Sunday, January 30, 2011

News of the Day for Sunday, January 30, 2011

Reported Security Incidents

Baghdad

Gunmen using silenced weapons kill an Interior Ministry officer in Mansour. In a similar attack, a police officer is killed in Uteifiya on Saturday night.

Baghdad Operations Command says it has discovered 63 rockets in the past 24 hours.

Other News of the Day

Claiming inspiration from the uprising in Egypt, Kurdistan's opposition Gorran Party calls for the Kurdistan government to resign. The two parties which have long divided power in Kurdistan -- Patriotic Union of Kurdistan and the Kurdistan Democratic Party -- rebuffed the statement.

Iraq offers to evacuate any of its citizens who care to leave Egypt. AP notes, "Sunday's offer is a role reversal since many of the Iraqis living in Egypt fled their homeland because of rampant violence, with near-daily attacks still continuing."

AP's Bushra Juhi and Kim Gamel discuss Iraqis' view of the uprising in Egypt. They look at scenes of looting with foreboding but also admire people for rising up against corruption, unemployment, and undemocratic rule. Hmm.

U.S. special inspector general for Iraq reconstruction Stewart Bowen expresses reservations about the readiness of Iraqi security forces as the U.S. prepares for final departure. "Though advances continue to be made, corruption, lack of capacity to handle logistics and an absence of realistic planning threaten to undermine the security infrastructure and equipment introduced into Iraq by U.S.-led forces. . ."

Afghanistan Update

Suicide bomber on a motorcycle kills the deputy governor of Kandahar province, Abdul Latif Ashna and injures three of his bodyguards.

Gunmen in southwest Pakistan attack three trucks recently returned from delivering supplies to NATO forces in Afghanistan.
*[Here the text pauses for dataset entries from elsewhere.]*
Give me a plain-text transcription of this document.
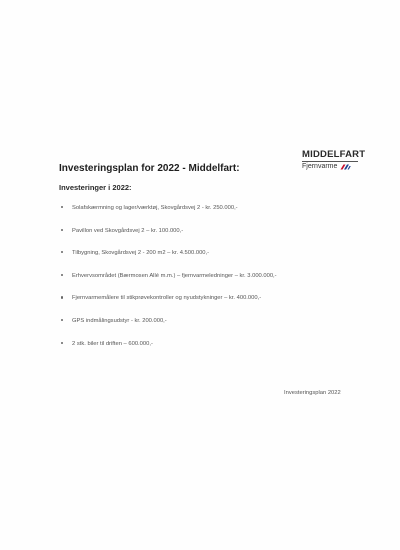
MIDDELFART
Fjernvarme
Investeringsplan for 2022 - Middelfart:
Investeringer i 2022:
Solafskærmning og lager/værktøj, Skovgårdsvej 2 - kr. 250.000,-
Pavillon ved Skovgårdsvej 2 – kr. 100.000,-
Tilbygning, Skovgårdsvej 2 - 200 m2 – kr. 4.500.000,-
Erhvervsområdet (Bærmosen Allé m.m.) – fjernvarmeledninger – kr. 3.000.000,-
Fjernvarmemålere til stikprøvekontroller og nyudstykninger – kr. 400.000,-
GPS indmålingsudstyr - kr. 200.000,-
2 stk. biler til driften – 600.000,-
Investeringsplan 2022
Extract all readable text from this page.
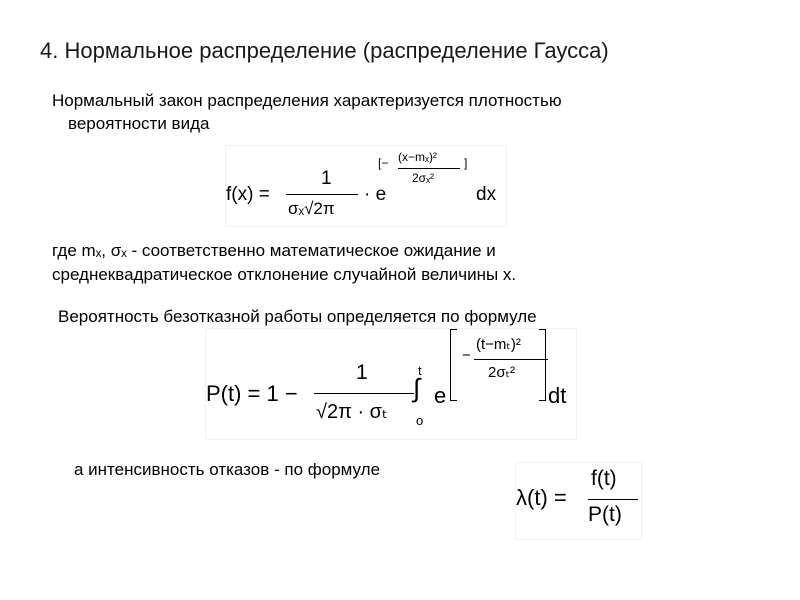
4. Нормальное распределение (распределение Гаусса)
Нормальный закон распределения характеризуется плотностью
вероятности вида
f(x) =
1
σₓ√2π
· e
[− (x−mₓ)²
2σₓ²
]
dx
где mₓ, σₓ - соответственно математическое ожидание и
среднеквадратическое отклонение случайной величины х.
Вероятность безотказной работы определяется по формуле
P(t) = 1 −
1
√2π · σₜ
t
∫
o
e
−
(t−mₜ)²
2σₜ²
dt
а интенсивность отказов - по формуле
λ(t) =
f(t)
P(t)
Department of Hmmm, okay: Afghanistan will sign an agreement with the UN to end recruitment of children as police, and end the practice of child sex slavery by military commanders. This apparently represents the first official acknowledgment that keeping boys as sex slaves is a problem in Afghanistan. It turns out to be a long-standing tradition. (We have noted it here before, but it gets almost no attention from the U.S. corporate media. Obviously it is not consistent with the mythology of our noble Afghan allies.)